Потеряв Элис, я утратил вкус к жизни.

Мне становилось восемнадцать, девятнадцать, двадцать, я взрослел, терял последние седые волоски. Каждое утро я отправлялся на работу — к Бэнкрофту, кашлял от книжной пыли и возвращался домой поздними вечерами как верный семьянин. Я заботился о маме, младшей сестренке Мине, а также о счетах и состоянии домов 1 и 2 по Саут-Парк-авеню. Наполненную призраками прошлого нижнюю квартиру снимали новые жильцы; они не были евреями, и меня больше никогда не приглашали вниз по субботам, чтобы вылить забытую чашку чая или развести огонь. Вместо этого я стал хозяином красок и лаков, командиром трубочистов.
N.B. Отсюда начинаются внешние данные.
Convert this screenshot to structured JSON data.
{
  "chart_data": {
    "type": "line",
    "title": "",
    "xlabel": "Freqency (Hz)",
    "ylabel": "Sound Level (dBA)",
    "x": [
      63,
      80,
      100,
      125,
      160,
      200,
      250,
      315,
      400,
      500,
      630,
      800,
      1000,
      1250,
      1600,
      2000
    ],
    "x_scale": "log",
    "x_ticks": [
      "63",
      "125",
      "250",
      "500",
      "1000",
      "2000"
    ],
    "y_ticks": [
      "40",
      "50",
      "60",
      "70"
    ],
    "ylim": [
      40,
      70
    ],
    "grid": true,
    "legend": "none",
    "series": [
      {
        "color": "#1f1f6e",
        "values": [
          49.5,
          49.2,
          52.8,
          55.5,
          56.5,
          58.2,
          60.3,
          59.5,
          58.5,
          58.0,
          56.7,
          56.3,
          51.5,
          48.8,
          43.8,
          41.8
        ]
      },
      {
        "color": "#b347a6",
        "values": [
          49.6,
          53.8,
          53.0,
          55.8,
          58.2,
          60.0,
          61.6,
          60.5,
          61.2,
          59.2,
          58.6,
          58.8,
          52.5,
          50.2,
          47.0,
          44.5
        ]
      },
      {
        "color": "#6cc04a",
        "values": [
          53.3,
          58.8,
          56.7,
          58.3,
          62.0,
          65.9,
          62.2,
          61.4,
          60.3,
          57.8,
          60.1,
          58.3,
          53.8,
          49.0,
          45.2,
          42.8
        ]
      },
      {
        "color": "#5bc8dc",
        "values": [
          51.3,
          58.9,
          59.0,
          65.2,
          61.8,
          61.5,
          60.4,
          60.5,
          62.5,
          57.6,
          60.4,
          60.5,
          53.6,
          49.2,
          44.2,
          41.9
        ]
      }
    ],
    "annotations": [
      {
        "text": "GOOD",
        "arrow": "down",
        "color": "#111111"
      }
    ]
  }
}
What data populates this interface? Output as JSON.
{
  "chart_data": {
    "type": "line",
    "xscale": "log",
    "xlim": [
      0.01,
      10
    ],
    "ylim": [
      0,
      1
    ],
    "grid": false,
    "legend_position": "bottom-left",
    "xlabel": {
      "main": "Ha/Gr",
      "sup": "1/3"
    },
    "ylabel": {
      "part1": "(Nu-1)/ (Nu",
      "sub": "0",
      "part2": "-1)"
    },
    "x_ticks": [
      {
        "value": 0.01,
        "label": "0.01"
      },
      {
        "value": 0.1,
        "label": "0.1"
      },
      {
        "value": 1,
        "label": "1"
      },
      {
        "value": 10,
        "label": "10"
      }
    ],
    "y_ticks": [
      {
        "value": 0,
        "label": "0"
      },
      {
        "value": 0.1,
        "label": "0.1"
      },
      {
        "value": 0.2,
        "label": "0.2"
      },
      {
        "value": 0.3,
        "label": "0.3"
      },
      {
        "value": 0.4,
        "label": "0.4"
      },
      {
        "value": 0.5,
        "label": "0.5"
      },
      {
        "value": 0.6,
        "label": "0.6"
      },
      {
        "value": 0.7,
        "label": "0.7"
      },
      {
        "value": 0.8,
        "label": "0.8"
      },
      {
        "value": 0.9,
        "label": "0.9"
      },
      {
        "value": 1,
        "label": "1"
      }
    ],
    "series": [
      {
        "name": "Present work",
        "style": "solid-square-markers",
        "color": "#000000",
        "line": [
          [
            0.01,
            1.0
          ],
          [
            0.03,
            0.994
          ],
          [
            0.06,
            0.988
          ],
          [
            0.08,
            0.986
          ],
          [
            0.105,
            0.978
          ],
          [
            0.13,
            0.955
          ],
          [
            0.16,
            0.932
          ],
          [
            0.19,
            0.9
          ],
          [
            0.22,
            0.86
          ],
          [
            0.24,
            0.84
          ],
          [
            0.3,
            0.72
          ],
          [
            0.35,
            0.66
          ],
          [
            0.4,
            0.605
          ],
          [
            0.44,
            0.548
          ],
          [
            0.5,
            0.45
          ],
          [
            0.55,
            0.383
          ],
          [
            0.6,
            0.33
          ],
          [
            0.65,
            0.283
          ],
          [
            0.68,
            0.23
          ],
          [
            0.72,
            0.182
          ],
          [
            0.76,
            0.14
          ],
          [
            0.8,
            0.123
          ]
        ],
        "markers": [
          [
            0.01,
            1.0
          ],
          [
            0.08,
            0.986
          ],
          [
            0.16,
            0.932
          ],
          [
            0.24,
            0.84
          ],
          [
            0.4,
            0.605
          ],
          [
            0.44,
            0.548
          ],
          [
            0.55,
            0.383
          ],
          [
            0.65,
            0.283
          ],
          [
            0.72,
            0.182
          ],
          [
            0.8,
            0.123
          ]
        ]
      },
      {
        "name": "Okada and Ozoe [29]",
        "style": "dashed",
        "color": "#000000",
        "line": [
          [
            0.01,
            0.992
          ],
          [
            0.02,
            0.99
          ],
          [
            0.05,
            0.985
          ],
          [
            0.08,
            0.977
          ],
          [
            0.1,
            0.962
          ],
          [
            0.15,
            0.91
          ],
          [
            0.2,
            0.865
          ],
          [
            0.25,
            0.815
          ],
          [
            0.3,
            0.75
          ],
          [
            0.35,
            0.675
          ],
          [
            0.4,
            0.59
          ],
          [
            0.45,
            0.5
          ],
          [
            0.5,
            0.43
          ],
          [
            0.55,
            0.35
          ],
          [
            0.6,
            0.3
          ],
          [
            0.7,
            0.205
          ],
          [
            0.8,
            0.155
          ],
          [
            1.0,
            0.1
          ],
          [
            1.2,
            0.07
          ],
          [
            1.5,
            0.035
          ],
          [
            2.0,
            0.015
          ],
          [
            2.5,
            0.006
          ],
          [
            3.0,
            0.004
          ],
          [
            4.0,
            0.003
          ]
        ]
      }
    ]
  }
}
Отъезд Элис вызвал у меня навязчивые воспоминания всех деталей их бегства и бесчисленные попытки обнаружить хоть малейший след. Я беседовал со всеми шабес-гоями, которых встречал, и не отпускал их, пока те не соглашались поспрашивать в еврейских домах и синагогах, куда Леви часто ходили по праздничным субботам. Я заставил Хьюго бродить по магазинам одежды, где старшая Леви покупала платья, и кокетливо рассказывать, как он скучает по пропавшей тете и ее симпатичной дочке. Сам же я вскрывал половицы в спальне, убежденный, что слышал скрип тайника; короче говоря, я сходил с ума. Несмотря на все усилия, не нашлось ни одной зацепки.

Хьюго пытался меня спасти. Таскал на представление Лотты Крэбтри, разрисованной жженой пробкой и нацепившей жуткий парик, что помогало ей пародировать Дженни Линд; покупал мне мясные пирожки на рынке, клубничную газировку в Слэйвене, водил на молочные ванны Анны Хэлд в Болдуин, давал покурить марихуану в полнолуние, когда мы напились на О’Фаррэле.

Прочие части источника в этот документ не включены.